The Photograph is not science fiction. The characters are all human, the settings are New York, Louisiana, and London, and nothing happens in the movie that would be impossible in real life. But it’s important to remember that nothing in the movie is real. Despite its apparent realism, it is a world that someone built. Like all fiction, it’s a fantasy. The creator picks and chooses what goes into the world, hopefully, for a reason. The language choices are a big part of that world building. I can handle just about anything a storyteller wants to throw at me as long as it’s consistent within the world they’re building. It’s too bad that two minutes out of this movie had to be inconsistent.

When I was in college and taking writing classes, I would make characters swear in the name of realism. Curse words are a ubiquitous part of the real world. I was afraid that my dialogue wouldn’t feel natural without them. Then, I realized that no one writes natural dialogue and no one would want to read it either. If you transcribe an actual conversation between two people, there are a ton of partial sentences, dropped words, non-verbal interactions, mistakes, stutters, and mispronunciations. Tedious doesn’t begin to describe what that would be like for an audience. If dialogue has to be stylized anyway, at least I could make it into a voice that enhances the stories. I haven’t written a swear word since.

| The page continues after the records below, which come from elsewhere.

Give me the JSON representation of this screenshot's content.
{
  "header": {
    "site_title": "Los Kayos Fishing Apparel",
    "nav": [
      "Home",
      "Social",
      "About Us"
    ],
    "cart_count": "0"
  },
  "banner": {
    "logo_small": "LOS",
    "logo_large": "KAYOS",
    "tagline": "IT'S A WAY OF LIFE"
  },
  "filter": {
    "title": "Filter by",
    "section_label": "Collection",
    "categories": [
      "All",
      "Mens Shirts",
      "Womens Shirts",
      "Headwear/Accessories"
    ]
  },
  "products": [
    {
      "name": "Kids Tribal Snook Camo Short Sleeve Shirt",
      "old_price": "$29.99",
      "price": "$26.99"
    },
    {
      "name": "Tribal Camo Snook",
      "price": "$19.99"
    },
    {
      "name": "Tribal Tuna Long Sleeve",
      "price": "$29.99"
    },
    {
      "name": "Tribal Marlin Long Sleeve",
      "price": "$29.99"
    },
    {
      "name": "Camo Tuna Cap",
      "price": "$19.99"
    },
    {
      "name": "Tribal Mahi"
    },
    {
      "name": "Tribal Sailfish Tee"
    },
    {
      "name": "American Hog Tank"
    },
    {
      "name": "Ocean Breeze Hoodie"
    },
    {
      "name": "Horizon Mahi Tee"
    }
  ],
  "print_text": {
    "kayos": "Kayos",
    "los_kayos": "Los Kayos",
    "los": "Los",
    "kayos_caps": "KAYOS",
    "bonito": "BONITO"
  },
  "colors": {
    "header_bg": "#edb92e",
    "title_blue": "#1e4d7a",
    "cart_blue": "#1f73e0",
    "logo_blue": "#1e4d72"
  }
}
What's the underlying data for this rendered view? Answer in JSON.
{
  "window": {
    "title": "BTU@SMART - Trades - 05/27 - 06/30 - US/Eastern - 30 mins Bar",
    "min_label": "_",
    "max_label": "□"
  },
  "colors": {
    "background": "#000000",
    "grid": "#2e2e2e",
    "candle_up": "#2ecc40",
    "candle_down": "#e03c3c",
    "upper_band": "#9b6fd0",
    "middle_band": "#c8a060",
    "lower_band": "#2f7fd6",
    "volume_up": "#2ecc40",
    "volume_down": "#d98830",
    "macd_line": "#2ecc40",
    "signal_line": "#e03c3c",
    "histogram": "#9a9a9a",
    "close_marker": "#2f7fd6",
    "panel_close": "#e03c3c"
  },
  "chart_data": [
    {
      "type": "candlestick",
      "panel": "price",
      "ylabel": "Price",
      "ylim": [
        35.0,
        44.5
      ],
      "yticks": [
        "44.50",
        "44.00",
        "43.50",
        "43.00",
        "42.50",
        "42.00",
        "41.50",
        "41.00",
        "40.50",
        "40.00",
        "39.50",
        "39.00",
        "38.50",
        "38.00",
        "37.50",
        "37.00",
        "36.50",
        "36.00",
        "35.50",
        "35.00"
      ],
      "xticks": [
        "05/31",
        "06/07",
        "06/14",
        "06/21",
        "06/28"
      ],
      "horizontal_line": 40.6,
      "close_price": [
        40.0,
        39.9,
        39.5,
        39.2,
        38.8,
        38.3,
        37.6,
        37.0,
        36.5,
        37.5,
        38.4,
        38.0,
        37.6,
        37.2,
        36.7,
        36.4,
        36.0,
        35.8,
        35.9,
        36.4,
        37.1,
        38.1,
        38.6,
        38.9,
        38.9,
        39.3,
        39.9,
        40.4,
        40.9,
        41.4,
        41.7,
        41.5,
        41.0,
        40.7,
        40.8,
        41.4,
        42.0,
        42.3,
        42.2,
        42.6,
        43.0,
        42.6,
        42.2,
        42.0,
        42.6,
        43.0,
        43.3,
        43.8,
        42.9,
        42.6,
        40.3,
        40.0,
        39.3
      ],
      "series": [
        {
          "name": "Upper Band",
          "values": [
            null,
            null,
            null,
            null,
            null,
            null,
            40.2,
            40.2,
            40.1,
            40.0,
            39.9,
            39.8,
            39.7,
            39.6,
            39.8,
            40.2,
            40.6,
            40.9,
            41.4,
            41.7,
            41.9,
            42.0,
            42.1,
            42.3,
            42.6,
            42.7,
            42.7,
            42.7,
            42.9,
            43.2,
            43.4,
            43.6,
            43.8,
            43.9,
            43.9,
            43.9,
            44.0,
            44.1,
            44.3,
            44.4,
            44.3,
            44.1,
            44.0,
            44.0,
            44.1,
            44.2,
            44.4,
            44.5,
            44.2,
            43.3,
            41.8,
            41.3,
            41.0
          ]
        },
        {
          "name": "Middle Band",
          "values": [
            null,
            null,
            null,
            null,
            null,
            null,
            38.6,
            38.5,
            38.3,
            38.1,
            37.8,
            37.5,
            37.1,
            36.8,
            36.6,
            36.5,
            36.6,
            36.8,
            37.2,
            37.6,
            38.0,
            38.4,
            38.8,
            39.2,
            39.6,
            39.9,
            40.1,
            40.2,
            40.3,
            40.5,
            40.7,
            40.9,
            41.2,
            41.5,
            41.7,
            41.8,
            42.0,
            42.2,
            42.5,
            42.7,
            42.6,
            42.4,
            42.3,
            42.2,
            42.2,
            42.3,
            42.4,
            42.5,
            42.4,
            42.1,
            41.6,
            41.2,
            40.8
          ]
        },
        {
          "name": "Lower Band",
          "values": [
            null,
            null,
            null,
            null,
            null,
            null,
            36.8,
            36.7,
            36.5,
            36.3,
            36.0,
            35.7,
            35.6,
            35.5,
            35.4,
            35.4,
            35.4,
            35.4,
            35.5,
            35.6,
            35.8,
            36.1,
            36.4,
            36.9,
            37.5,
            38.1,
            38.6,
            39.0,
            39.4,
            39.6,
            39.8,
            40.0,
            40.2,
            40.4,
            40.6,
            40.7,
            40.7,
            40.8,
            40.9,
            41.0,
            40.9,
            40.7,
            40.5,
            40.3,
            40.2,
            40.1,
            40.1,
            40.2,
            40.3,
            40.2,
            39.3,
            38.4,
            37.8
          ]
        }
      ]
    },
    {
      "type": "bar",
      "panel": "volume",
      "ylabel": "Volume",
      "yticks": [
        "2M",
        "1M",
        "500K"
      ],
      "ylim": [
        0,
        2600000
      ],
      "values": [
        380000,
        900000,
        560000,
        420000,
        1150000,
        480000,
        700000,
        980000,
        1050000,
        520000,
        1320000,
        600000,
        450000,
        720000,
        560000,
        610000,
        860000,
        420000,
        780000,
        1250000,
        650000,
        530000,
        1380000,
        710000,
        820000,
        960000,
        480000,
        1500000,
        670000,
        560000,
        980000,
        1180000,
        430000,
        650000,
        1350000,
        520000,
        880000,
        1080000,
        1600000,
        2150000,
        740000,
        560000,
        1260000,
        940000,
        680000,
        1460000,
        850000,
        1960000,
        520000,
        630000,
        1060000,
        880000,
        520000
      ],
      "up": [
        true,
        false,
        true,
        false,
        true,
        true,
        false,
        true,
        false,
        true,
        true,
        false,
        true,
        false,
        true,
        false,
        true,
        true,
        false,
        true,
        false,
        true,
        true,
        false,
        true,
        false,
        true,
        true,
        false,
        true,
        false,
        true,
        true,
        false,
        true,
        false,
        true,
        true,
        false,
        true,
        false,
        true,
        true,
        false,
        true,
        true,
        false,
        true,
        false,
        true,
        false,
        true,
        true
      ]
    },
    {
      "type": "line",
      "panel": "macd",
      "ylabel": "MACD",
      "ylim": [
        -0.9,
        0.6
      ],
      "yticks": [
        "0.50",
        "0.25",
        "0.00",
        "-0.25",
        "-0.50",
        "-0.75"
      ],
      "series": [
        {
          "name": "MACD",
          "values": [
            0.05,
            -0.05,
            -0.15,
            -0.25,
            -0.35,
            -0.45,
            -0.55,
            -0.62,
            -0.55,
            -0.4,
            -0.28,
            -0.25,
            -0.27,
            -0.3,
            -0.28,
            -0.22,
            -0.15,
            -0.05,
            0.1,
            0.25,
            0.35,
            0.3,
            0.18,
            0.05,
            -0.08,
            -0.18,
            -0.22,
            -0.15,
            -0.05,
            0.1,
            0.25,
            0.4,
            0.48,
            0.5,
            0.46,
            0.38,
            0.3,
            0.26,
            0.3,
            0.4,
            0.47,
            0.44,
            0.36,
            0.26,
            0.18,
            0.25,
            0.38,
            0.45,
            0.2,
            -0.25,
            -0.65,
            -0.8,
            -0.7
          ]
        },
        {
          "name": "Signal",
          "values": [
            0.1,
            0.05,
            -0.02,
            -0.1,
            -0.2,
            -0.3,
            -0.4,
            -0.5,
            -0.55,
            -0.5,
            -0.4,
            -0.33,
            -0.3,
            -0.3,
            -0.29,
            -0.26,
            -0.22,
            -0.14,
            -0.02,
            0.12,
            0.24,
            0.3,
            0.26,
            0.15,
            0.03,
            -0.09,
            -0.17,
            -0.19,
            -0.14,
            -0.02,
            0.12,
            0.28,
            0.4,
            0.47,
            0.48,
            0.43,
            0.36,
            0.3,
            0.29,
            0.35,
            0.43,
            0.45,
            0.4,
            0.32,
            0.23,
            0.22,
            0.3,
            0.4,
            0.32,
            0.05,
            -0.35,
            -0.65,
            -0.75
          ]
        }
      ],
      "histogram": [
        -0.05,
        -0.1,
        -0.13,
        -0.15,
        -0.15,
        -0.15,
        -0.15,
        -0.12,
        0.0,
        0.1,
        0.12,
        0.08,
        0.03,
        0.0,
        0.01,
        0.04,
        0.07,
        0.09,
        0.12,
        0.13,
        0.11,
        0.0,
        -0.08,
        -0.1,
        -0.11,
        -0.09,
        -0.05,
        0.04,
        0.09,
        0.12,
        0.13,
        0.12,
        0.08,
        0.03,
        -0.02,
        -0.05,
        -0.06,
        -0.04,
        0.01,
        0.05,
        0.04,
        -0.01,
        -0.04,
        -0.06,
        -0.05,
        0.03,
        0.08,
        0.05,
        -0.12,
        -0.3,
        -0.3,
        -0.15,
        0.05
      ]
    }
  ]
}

In my writing, they are unnecessary.

I’m not saying that there is no place for profanity in fiction. It can be used for comedic effect like in a Kevin Smith movie. Or it can heighten the realism if the point of the piece is to depict something real, like a battle or a censorship case. But most of the time, swears are gratuitous. At best, they’re just extra words. At worst, they destroy the world that the piece is trying to create. They’re usually not fatal, I still enjoyed The Photograph and I haven’t given up on Picard. But both would be better with a little less realism.